In fact, you can be larger and perfectly healthy, with a perfectly functioning cardiovascular system and stable blood pressure. However, what I am addressing is the onset of fad diets, such as the Beyonce-endorsed master cleanse, consisting of sipping a cayenne-infused lemonade instead of eating meals, juice cleanses and meal replacement “detox fixes.”
What if I told you that according to Robin Goldwyn Blumenthal, a contributor to Barron’s, juice cleanses have become a $5 billion business? Could it be that the increasing popularity of juice cleanses has become a socially acceptable form of an eating disorder?
Director of Nutrition for Metro Behavioral Health Associates, an eating disorder treatment center, Marjorie Nolan Cohn cited that the claims of juice cleanses to release toxins is “an easy buy-in.” Especially “if you have a type A personality, a cleanse brings on a euphoric, overwhelming sense of control.”
This is similar to the psyche behind individuals who are diagnosed with bulimia and anorexia. According to Cartrina Brown, M.S.W. in her 1990 article “The Control Paradox: Understanding and Working with Anorexia and Bulimia,” the sense of control, the ability to refrain from consuming sustenance or to overcompensate for calories consumed through excessively exercising or binging.

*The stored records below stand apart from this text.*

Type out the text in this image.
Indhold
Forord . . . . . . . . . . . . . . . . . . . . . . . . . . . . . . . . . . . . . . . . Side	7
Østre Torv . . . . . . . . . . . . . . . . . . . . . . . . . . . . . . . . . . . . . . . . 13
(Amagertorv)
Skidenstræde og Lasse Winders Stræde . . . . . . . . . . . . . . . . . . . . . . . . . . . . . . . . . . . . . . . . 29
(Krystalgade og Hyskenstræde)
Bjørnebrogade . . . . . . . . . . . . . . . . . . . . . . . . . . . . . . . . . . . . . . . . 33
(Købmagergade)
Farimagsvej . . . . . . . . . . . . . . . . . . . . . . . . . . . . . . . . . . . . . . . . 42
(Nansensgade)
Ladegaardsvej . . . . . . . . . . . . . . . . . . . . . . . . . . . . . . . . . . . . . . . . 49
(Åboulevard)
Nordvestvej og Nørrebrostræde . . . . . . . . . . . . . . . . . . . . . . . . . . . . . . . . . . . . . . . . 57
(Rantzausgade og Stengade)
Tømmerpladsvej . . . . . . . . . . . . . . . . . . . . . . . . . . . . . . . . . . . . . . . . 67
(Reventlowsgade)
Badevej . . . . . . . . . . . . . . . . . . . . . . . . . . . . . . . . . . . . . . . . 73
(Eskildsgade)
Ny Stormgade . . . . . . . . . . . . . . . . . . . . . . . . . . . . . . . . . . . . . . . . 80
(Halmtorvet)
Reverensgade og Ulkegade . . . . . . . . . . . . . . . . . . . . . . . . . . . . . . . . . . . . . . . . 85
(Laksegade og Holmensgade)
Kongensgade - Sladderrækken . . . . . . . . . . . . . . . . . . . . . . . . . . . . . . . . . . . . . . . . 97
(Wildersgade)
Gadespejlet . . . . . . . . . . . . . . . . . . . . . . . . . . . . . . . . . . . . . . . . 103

According to the latest annual statistics released by the North Dakota State University, in addition to the 24 million Americans and 70 million individuals worldwide suffering from eating disorders, 15 percent of young women in the United States who are not yet diagnosed with an eating disorder display “substantially disordered eating attitudes and behaviors.”
Why would that not be the case? Especially when fad dieting and juicing is seen as a socially acceptable, even socially praised means of taking charge of one’s lifestyle and physique?
This would be a valid concern in a university filled with high-stressed go-getters. In addition, we are a community in beach-bodied southern California that values perfectionism.
This is a time to be vigilant in caring for the community — especially through being considerate of the physical needs of those around us. In a 2015 interview with Buzzfeed Life, Associate Executive Director for the Clinical Science at Pennington Biomedical Research Center Eric Ravussin states that the claims of “detox and [the ability of juice to] mobilize all these toxins” is nothing but “pure marketing.”
Rather, let us detoxify our community with the lies that fat diets tell us. Not only do trends in fad dieting offer close to no proof of the ability to detox, but in fact, might be linked to eating disorders. Leader of the scientific advisory committee for the Global Foundation for Eating Disorders, Dr. Pauline Powers, wrote an article titled “Cleasing’s Dirty Secret,” and calls these fads “the perfect pathway to disordered eating.”
Rather, in a society structured around convenience, let us remember that there are no quick fixes for health and no magic pills for self-love and confidence. More importantly, let us challenge the notion that women cannot physically take up space and be beautiful and healthy at various sizes. When we as a community start embracing these truths, we can actually begin to “detox” effectively.